Les travailleurs de la plage
Les personnages se regroupent au centre, dans la zone de l’estran, isolés, vus de dos, cheminant vers le fond du tableau. Un petit coin de ciel bleu s’ouvre au milieu de l’immensité grise, comme une espérance au delà du travail harassant, au dessus de cet entre-deux froid et humide.
Trois allures
Chacun avance selon son propre mode de locomotion, de telle sorte que le tableau semble avoir pour but d’ illustrer littéralement, de droite à gauche, l’expression « à pied, à cheval, en voiture ».
La carriole
L’homme dans la carriole, à gauche de l’estran, à la limite des vagues, lève son fouet pour faire avancer l’attelage. Comme le montrent les traces de roues dans le sable, la carriole est déjà passée dans l’autre sens, lorsque la mer descendait. Nous sommes maintenant à l’étale, la prospection est terminée, il est temps de rentrer avant que la mer ne remonte.
Les deux chevaux
A droite de l’estran, un cavalier se retourne vers le piéton resté en arrière : tous deux portent la besace et le bâton des ramasseurs de coquillages. Nous comprenons alors qu’il s’agit de deux compagnons, et qu’ils travaillent en équipe avec l’homme de la carriole, dans laquelle ils viennent périodiquement déverser le contenu de leur besace.
Lenteur ou rapidité
A première vue, le tableau renvoie une impression de lenteur, de difficulté, d’isolement : la carriole semble bloquée par les rochers qui affleurent, deux chevaux fourbus marquent l’arrêt, un piéton avance péniblement en s’appuyant sur son bâton.

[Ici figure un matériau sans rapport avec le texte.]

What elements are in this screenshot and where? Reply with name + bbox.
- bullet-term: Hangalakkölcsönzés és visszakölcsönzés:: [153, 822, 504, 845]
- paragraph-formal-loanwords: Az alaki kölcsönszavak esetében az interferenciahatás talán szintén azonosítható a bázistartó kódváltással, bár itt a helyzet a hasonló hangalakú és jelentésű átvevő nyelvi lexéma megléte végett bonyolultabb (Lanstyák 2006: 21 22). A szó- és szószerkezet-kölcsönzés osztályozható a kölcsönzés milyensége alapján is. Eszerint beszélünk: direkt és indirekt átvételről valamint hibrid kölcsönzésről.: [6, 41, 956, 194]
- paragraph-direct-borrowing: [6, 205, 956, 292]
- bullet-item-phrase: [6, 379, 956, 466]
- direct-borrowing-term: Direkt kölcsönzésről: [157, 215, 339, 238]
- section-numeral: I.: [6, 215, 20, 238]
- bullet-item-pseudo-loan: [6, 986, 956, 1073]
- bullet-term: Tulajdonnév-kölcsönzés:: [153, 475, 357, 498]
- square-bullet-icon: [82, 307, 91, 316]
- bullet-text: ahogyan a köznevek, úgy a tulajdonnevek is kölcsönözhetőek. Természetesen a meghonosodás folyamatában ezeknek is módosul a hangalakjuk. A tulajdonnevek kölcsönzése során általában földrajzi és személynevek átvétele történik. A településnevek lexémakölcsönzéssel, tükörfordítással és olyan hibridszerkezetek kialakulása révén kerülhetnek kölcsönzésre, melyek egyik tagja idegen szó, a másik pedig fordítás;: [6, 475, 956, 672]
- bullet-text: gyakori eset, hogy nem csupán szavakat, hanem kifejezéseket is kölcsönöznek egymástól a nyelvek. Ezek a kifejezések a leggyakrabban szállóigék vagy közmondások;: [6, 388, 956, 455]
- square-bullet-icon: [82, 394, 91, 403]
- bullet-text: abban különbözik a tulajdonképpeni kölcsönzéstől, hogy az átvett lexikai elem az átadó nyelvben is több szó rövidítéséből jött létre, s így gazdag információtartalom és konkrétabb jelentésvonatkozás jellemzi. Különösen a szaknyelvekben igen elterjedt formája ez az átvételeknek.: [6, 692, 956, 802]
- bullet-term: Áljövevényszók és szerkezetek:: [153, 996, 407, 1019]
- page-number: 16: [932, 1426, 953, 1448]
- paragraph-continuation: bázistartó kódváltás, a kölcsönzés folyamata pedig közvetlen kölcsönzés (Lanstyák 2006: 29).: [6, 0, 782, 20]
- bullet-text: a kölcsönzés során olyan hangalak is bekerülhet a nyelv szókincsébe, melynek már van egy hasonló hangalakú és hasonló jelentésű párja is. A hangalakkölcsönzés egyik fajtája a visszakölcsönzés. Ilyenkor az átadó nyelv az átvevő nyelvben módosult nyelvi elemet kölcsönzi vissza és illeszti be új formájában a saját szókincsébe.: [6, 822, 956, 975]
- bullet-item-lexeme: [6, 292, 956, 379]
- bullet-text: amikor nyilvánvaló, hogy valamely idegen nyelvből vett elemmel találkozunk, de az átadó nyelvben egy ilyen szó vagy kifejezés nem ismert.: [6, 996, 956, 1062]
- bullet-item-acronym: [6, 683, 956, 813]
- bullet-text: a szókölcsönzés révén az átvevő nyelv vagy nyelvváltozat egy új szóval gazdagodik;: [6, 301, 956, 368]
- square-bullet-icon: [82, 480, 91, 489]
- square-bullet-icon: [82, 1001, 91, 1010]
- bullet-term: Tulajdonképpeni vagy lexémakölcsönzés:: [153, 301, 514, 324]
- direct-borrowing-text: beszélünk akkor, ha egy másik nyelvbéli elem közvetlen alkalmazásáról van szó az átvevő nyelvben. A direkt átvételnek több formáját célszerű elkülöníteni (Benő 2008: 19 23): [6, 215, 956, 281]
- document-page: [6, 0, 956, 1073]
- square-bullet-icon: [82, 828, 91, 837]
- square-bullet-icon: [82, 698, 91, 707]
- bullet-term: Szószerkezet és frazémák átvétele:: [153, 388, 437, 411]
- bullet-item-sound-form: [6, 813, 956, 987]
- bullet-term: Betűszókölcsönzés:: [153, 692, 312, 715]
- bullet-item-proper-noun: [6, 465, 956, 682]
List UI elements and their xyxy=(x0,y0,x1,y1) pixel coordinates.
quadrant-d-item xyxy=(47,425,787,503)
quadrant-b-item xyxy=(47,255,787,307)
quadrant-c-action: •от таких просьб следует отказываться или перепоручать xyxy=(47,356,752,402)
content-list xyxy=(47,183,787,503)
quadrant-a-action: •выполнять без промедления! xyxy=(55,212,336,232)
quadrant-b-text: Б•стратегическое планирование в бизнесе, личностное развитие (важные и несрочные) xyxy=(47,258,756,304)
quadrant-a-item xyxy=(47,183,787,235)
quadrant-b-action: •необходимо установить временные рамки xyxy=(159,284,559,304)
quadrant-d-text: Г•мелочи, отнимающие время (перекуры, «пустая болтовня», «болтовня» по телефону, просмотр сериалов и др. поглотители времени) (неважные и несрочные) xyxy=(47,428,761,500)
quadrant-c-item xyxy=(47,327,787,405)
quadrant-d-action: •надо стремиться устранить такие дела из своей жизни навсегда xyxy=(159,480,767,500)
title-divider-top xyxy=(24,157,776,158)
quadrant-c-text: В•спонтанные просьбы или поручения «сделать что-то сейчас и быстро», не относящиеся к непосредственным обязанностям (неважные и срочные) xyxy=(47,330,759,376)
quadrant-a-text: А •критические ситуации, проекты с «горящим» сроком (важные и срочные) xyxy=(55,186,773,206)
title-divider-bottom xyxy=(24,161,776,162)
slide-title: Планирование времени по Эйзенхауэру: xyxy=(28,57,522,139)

Mais la réalité est inverse : Monet nous montre l’instantané d’une action parfaitement réglée, d’un cycle qui va se répéter tant que la marée sera basse : un pêcheur descend de cheval tandis que l’autre garde les deux montures, il prospecte avec son bâton, puis ramène sa besace à la carriole. L’isolement apparent cache un travail d’équipe, la marche qui semble contrariée est en fait une course contre la montre.
Ce tableau est malicieux : sous couvert d’un symbolisme appuyé – l’humanité soumise à la malédiction du travail et la marche vers le ciel bleu qui se dérobe – il se révèle à l’analyse d’un naturalisme assumé. Monet nous décrit très précisément une organisation humaine efficace, permettant d’exploiter, à moindre effort, la plus grande surface de grève, pendant le temps limité ou elle est découverte.